O segundo conceito, importante a ressaltar,  é a Violência Obstétrica. Ao contrário do que possa parecer, esse conceito trata-se de qualquer violência contra a mulher gestante ou no período puerperal (pós parto) e não a violência cometida pelo obstetra. Infelizmente, em nosso pobre país, 50% das gestantes são vítimas desse tipo de violência, e, mais infelizmente ainda, 90% dessa violência é perpetrada por pessoas da intimidade das gestantes (parceiros e parentes próximos). A violência obstétrica é também perpetrada pelos serviços de saúde. Quantas vezes vemos, nos noticiários da TV , gestantes perambulando de porta em porta de hospitais procurando uma vaga para ter um parto? Quantas vemos tendo partos em ambulâncias, ou até mesmo na porta de hospitais e maternidades, superlotados, sem a menor dignidade? Nós, que militamos na área da Saúde Pública , quantas vezes nos indignamos ao constatar que uma gestante não conseguiu um único ultrassom, durante toda uma gestação, por falta de recursos financeiros. Quantas vezes já tivemos que internar uma gestante para fazer um simples exame de urina, pois esperar pelo resultado de um exame poderia demorar mais de vinte dias. Nossa saúde básica é precária. Temos ultrassom de última geração, mas nosso sistema não consegue pagar um profissional para executar o exame. Causa imensa tristeza receber uma gestante no pré-natal, que teve uma fratura no pé e ser informado que ela terá que esperar 4 dias para ser atendida pelo ortopedista.

Maior tristeza ainda é constatar que essa paciente foi atendida em uma UPA e nem uma faixa foi aplicada em sua fratura, procedimento que pode ser realizado por qualquer profissional de saúde, nem precisa ser médico. Tudo isso é violência obstétrica. Todos os gestores da saúde são responsáveis. Há também os profissionais incompetentes, mal preparados, mal educados que devem ser denunciados e punidos.

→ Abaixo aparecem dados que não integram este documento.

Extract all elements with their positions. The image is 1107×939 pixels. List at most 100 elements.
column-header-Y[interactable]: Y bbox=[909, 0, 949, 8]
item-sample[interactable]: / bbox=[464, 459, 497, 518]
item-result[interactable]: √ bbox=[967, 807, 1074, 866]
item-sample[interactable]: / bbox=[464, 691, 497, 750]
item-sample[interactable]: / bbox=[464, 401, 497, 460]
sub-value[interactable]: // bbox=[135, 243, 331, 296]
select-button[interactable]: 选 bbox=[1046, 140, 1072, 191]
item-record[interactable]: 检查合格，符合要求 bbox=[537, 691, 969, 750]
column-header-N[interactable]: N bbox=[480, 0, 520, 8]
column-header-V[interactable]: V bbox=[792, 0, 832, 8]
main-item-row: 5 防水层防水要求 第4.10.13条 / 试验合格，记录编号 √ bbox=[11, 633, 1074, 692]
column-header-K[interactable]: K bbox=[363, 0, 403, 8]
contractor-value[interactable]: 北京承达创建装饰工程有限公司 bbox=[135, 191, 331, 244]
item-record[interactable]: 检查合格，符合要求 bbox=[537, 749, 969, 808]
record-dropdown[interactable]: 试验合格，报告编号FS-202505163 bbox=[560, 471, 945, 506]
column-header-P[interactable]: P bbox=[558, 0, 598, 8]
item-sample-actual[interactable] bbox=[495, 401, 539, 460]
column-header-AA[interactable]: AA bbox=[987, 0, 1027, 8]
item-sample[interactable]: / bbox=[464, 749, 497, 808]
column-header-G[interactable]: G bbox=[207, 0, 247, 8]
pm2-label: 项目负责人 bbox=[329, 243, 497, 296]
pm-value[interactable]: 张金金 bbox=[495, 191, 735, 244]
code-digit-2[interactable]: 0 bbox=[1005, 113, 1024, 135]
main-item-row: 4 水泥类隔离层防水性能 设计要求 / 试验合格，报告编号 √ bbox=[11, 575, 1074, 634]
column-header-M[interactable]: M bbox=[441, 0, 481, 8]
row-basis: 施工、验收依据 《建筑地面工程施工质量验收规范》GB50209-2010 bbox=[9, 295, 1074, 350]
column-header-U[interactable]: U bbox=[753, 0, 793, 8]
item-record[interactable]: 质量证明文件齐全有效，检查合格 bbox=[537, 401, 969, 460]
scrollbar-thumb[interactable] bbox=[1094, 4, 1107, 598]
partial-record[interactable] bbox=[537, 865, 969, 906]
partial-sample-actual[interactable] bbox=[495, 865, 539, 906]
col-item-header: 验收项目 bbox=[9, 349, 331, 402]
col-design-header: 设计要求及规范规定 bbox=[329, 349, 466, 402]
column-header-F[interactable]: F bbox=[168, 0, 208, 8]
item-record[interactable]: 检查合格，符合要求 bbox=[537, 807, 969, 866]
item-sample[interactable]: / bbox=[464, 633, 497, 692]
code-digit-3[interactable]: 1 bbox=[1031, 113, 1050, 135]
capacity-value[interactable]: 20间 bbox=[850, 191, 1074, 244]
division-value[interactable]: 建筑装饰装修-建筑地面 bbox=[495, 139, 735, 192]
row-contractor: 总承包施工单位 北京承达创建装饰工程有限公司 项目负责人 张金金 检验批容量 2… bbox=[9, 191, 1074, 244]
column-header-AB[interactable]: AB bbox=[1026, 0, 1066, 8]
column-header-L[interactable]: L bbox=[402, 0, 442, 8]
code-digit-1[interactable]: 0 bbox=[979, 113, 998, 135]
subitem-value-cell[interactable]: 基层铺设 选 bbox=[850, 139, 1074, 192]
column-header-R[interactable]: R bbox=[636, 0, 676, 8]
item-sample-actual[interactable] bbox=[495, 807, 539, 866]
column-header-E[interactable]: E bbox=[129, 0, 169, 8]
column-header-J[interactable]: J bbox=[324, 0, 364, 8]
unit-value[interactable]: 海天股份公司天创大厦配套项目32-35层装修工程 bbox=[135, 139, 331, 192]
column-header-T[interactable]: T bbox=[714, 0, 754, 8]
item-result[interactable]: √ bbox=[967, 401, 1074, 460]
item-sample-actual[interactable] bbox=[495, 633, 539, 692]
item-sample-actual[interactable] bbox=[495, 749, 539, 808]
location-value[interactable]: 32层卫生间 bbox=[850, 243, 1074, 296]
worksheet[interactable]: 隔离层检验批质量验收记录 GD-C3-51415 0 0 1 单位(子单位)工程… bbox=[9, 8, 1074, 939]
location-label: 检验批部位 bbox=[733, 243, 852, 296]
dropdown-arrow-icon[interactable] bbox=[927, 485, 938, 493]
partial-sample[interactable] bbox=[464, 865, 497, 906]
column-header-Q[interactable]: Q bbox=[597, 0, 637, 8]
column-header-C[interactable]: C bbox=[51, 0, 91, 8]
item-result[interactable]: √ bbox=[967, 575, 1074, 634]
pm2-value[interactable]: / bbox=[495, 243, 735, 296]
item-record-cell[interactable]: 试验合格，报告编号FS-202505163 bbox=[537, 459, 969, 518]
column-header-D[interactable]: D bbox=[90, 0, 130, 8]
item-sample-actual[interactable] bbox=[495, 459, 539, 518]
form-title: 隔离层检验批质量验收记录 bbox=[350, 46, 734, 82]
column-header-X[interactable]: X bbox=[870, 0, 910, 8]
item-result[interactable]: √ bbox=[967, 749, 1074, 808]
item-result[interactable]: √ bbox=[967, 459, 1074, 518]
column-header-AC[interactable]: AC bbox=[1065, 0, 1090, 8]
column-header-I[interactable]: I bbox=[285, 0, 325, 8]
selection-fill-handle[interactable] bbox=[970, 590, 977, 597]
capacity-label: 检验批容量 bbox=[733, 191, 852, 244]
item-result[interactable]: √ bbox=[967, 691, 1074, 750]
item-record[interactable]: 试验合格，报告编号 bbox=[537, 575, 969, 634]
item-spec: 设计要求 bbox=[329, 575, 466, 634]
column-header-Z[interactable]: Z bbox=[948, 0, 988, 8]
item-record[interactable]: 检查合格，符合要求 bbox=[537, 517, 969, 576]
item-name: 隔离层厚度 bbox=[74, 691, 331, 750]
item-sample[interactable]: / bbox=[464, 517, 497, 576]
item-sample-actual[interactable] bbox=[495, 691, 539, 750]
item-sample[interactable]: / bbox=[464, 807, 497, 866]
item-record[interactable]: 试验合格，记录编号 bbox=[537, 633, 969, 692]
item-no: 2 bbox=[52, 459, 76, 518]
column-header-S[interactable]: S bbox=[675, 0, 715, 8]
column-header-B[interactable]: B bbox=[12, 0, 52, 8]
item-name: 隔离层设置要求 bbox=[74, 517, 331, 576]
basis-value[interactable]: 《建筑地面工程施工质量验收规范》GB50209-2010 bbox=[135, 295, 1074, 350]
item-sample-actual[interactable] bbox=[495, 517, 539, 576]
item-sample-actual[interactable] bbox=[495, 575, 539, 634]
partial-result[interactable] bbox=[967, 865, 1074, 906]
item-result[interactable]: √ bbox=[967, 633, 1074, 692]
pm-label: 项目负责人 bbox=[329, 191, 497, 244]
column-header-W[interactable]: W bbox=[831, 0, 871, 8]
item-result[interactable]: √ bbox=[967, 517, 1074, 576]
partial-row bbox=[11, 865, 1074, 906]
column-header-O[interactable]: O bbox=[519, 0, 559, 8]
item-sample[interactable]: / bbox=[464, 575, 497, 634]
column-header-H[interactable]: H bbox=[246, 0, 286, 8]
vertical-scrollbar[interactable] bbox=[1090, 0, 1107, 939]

A coibição da violência não ocorre não é por falta de lei, pois lei é o que mais existe no Brasil. Qual a razão de se sancionar uma lei municipal para coibir violência obstétrica se existem leis federais e estaduais regulando isto? Não são necessárias mais leis. Necessárias são ações, respeito, educação. Quem vai fazer cumprir essa lei? Quem vai fiscalizar? Se se quisesse, aquela mesma pessoa que fez a denúncia poderia coibir as ações que revela, denunciando-as aos órgãos competentes.

Por último, há que se ressaltar um terceiro problema. Amparados nos conceitos de parto humanizado e na violência obstétrica , com vistas em um mercado de trabalho bastante promissor, profissionais para-médicos tentam desmoralizar a figura do médico obstetra, demonizando esses profissionais, os apontando como agressores às gestantes, opositores ao parto normal e assim tentando ocupar um espaço profissional , uma vez que a falta de planejamento governamental lançou ao mercado uma pletora de profissionais que procuram um lugar ao sol para o exercício de seu mister.  Necessário se faz a separação do joio do trigo!